Het bewezenverklaarde levert het navolgende strafbare feit op.
diefstal door twee of meer verenigde personen waarbij de schuldige zich de toegang tot de plaats van het misdrijf heeft verschaft door middel van braak en inklimming.
5.2
De strafbaarheid van verdachte
De rechtbank heeft zich over de persoon van verdachte laten voorlichten door
R.M.C. Hoogstraten, gezondheidszorg psycholoog, die op 6 maart 2014 een rapport heeft uitgebracht.
Uit dit rapport blijkt dat bij verdachte sprake is van een ziekelijke stoornis van de geestvermogens in de vorm van een ouder-kind probleem, doordat sprake is van een parentificatie tussen moeder en zoon, een vader die niet in beeld is en een problematische relatie tussen verdachte en zijn stiefvader. Daarnaast is sprake van een gebrekkige ontwikkeling van de geestvermogens van verdachte in de vorm van een lichte gedragsstoornis, die begonnen is in de adolescentie en een zwakbegaafd performale intelligentie. Voornoemde ziekelijke stoornis en gebrekkige ontwikkeling van de geestvermogens waren aanwezig ten tijde van het ten laste gelegde en waren (deels) van invloed op verdachtes gedragskeuzes en gedragingen op dat moment. Geadviseerd wordt om verdachte als licht verminderd toerekeningsvatbaar te beschouwen.
De rechtbank neemt de voormelde conclusies over en maakt deze tot de hare.
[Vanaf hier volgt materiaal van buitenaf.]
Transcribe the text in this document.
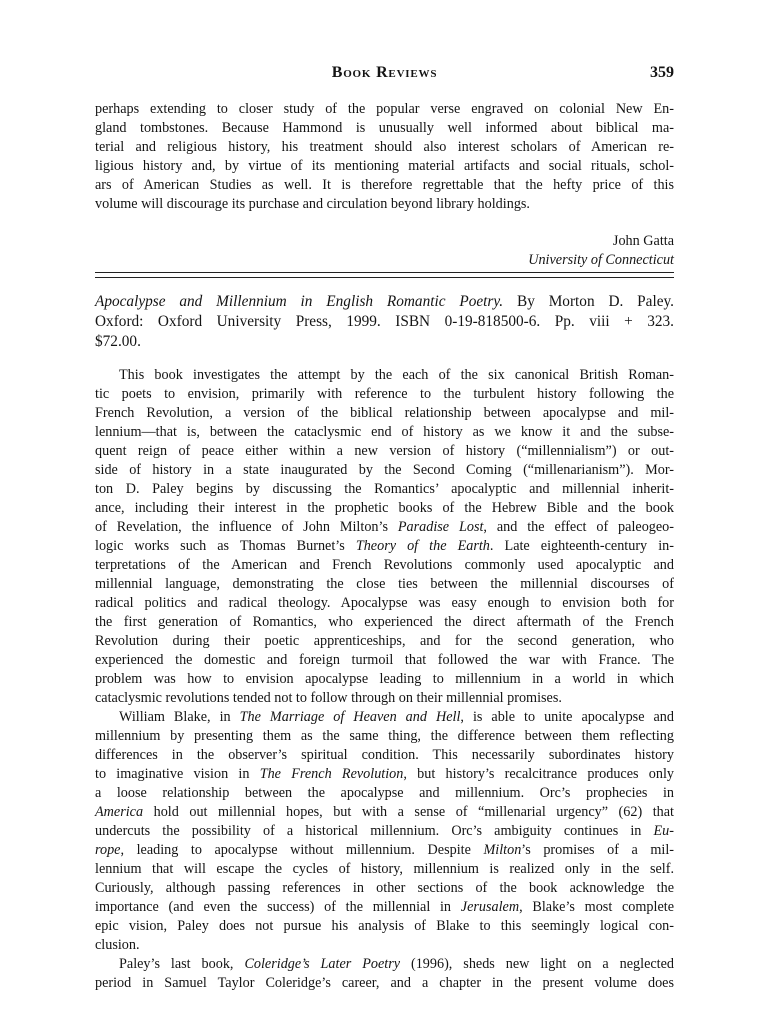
Book Reviews	359
perhaps extending to closer study of the popular verse engraved on colonial New En-
gland tombstones. Because Hammond is unusually well informed about biblical ma-
terial and religious history, his treatment should also interest scholars of American re-
ligious history and, by virtue of its mentioning material artifacts and social rituals, schol-
ars of American Studies as well. It is therefore regrettable that the hefty price of this
volume will discourage its purchase and circulation beyond library holdings.
John Gatta
University of Connecticut
Apocalypse and Millennium in English Romantic Poetry. By Morton D. Paley.
Oxford: Oxford University Press, 1999. ISBN 0-19-818500-6. Pp. viii + 323.
$72.00.
This book investigates the attempt by the each of the six canonical British Roman-
tic poets to envision, primarily with reference to the turbulent history following the
French Revolution, a version of the biblical relationship between apocalypse and mil-
lennium—that is, between the cataclysmic end of history as we know it and the subse-
quent reign of peace either within a new version of history (“millennialism”) or out-
side of history in a state inaugurated by the Second Coming (“millenarianism”). Mor-
ton D. Paley begins by discussing the Romantics’ apocalyptic and millennial inherit-
ance, including their interest in the prophetic books of the Hebrew Bible and the book
of Revelation, the influence of John Milton’s Paradise Lost, and the effect of paleogeo-
logic works such as Thomas Burnet’s Theory of the Earth. Late eighteenth-century in-
terpretations of the American and French Revolutions commonly used apocalyptic and
millennial language, demonstrating the close ties between the millennial discourses of
radical politics and radical theology. Apocalypse was easy enough to envision both for
the first generation of Romantics, who experienced the direct aftermath of the French
Revolution during their poetic apprenticeships, and for the second generation, who
experienced the domestic and foreign turmoil that followed the war with France. The
problem was how to envision apocalypse leading to millennium in a world in which
cataclysmic revolutions tended not to follow through on their millennial promises.
William Blake, in The Marriage of Heaven and Hell, is able to unite apocalypse and
millennium by presenting them as the same thing, the difference between them reflecting
differences in the observer’s spiritual condition. This necessarily subordinates history
to imaginative vision in The French Revolution, but history’s recalcitrance produces only
a loose relationship between the apocalypse and millennium. Orc’s prophecies in
America hold out millennial hopes, but with a sense of “millenarial urgency” (62) that
undercuts the possibility of a historical millennium. Orc’s ambiguity continues in Eu-
rope, leading to apocalypse without millennium. Despite Milton’s promises of a mil-
lennium that will escape the cycles of history, millennium is realized only in the self.
Curiously, although passing references in other sections of the book acknowledge the
importance (and even the success) of the millennial in Jerusalem, Blake’s most complete
epic vision, Paley does not pursue his analysis of Blake to this seemingly logical con-
clusion.
Paley’s last book, Coleridge’s Later Poetry (1996), sheds new light on a neglected
period in Samuel Taylor Coleridge’s career, and a chapter in the present volume does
Nu uit het rapport of anderszins niet is gebleken van een omstandigheid die zijn strafbaarheid uitsluit, is verdachte strafbaar.

6.De strafoplegging

6.1
De vordering van de officier van justitie
De officier van justitie heeft op grond van hetgeen hij bewezen heeft geacht gevorderd aan verdachte op te leggen:
  • twee maanden jeugddetentie, geheel voorwaardelijk met een proeftijd van twee jaar met daarbij als bijzondere voorwaarde de Maatregel Hulp en Steun;
  • een leerstraf van 40 uur, te weten SoCool, subsidiair 20 dagen vervangende jeugddetentie;
  • een werkstraf van 40 uur, subsidiair 20 dagen vervangende jeugddetentie, met aftrek van de tijd die verdachte in voorarrest heeft doorgebracht.
6.2
Het standpunt van de verdediging
De verdediging heeft bepleit om bij het bepalen van de strafmaat rekening te houden met de persoonlijke omstandigheden van verdachte en zijn blanco strafblad. Voorts is de verdediging van mening dat een werkstraf verdachte zal overvragen, gelet op diens school, stage, dagbesteding en te voeren gesprekken met zijn begeleiders van de woongroep.
6.3
Het oordeel van de rechtbank
Bij het bepalen van de op te leggen straf heeft de rechtbank rekening gehouden met de ernst van het feit, de omstandigheden waaronder dit is begaan en de persoon van de verdachte.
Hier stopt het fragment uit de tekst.